The Brent crude price has continued to rally in June ahead of an expected OPEC+ meeting to review an extension of the supply curbs. At the time of writing, Brent crude is trading ~$40 per barrel which puts it up ~13.4% MTD and up ~107.4% from the April 21 closing low.
Hopes are building that a further extension of the May/June supply cuts which have been helping to rebalance the market could be agreed, and the newswires suggest the OPEC+ meeting date may be brought forward to 4 June to facilitate this.

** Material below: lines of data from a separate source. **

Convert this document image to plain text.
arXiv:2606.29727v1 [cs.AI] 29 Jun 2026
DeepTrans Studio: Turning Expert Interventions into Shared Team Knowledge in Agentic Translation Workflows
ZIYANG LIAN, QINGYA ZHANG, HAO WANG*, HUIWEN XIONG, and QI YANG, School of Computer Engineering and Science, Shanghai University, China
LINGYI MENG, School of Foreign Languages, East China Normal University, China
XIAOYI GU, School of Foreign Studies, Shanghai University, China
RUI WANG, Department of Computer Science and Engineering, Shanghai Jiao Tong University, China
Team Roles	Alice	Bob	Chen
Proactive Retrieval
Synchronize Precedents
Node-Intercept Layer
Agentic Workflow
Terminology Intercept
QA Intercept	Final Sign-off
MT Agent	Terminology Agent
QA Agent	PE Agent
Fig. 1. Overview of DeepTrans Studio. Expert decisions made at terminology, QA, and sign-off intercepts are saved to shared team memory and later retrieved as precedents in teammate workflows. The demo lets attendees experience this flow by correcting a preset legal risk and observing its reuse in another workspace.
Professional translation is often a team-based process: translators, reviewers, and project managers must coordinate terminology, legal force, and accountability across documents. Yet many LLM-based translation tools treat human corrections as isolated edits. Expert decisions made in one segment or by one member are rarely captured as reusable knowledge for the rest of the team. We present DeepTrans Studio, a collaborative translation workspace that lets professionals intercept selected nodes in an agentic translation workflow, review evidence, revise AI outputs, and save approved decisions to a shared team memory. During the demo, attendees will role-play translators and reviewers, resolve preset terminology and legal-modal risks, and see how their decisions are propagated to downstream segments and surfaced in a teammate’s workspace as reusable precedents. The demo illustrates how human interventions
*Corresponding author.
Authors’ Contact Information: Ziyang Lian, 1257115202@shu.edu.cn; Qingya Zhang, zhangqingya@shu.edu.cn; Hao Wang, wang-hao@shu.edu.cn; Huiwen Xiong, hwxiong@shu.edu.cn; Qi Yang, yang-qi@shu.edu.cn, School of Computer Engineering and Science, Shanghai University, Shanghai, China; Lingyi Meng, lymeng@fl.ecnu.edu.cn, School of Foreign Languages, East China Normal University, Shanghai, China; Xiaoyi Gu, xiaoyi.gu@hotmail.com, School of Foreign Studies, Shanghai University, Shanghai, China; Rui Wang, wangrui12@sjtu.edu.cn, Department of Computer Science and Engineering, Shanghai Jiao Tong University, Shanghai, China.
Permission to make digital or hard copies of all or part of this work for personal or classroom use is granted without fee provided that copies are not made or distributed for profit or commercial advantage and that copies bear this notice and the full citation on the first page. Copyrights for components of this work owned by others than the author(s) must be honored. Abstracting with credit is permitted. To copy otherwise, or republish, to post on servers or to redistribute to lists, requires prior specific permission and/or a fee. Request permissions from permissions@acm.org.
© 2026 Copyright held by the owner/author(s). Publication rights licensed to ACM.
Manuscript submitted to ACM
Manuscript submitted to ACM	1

Under the existing production cut agreement cuts of 9.7m bpd (~10% of global output) were agreed between the OPEC+ members for May and June easing thereafter to 7.7m bpd in 2H’20 with a further easing in the curb in January 2021. In addition to this agreement, Saudi Arabia, Kuwait and UAE have made further voluntary cuts amounting to 1.2m bpd to try and help to return the market to balance.
It would make sense from the producers’ point of view to extend the more stringent supply cuts given demand is still to normalise due to the covid lockdown. Even though the oil price has rallied of late, Brent crude is still a long way off the $66 per barrel it ended 2019 at. Saudi Arabia and Russia are both ‘wealthy nations’ with asset buffers/strong net external positions that help them weather more challenging periods but at current levels the oil price is below the fiscal breakeven price of the main GCC oil producing states. For example, IMF estimates put the 2020 fiscal breakeven oil prices for Saudi Arabia at $76.10 per barrel and the UAE at $69.10. While Russia is better positioned to weather oil prices at a lower level (the federal budget works off an oil price of $40 per barrel, 2017 prices adjusted 2% annually), it would also stand to benefit from higher oil prices.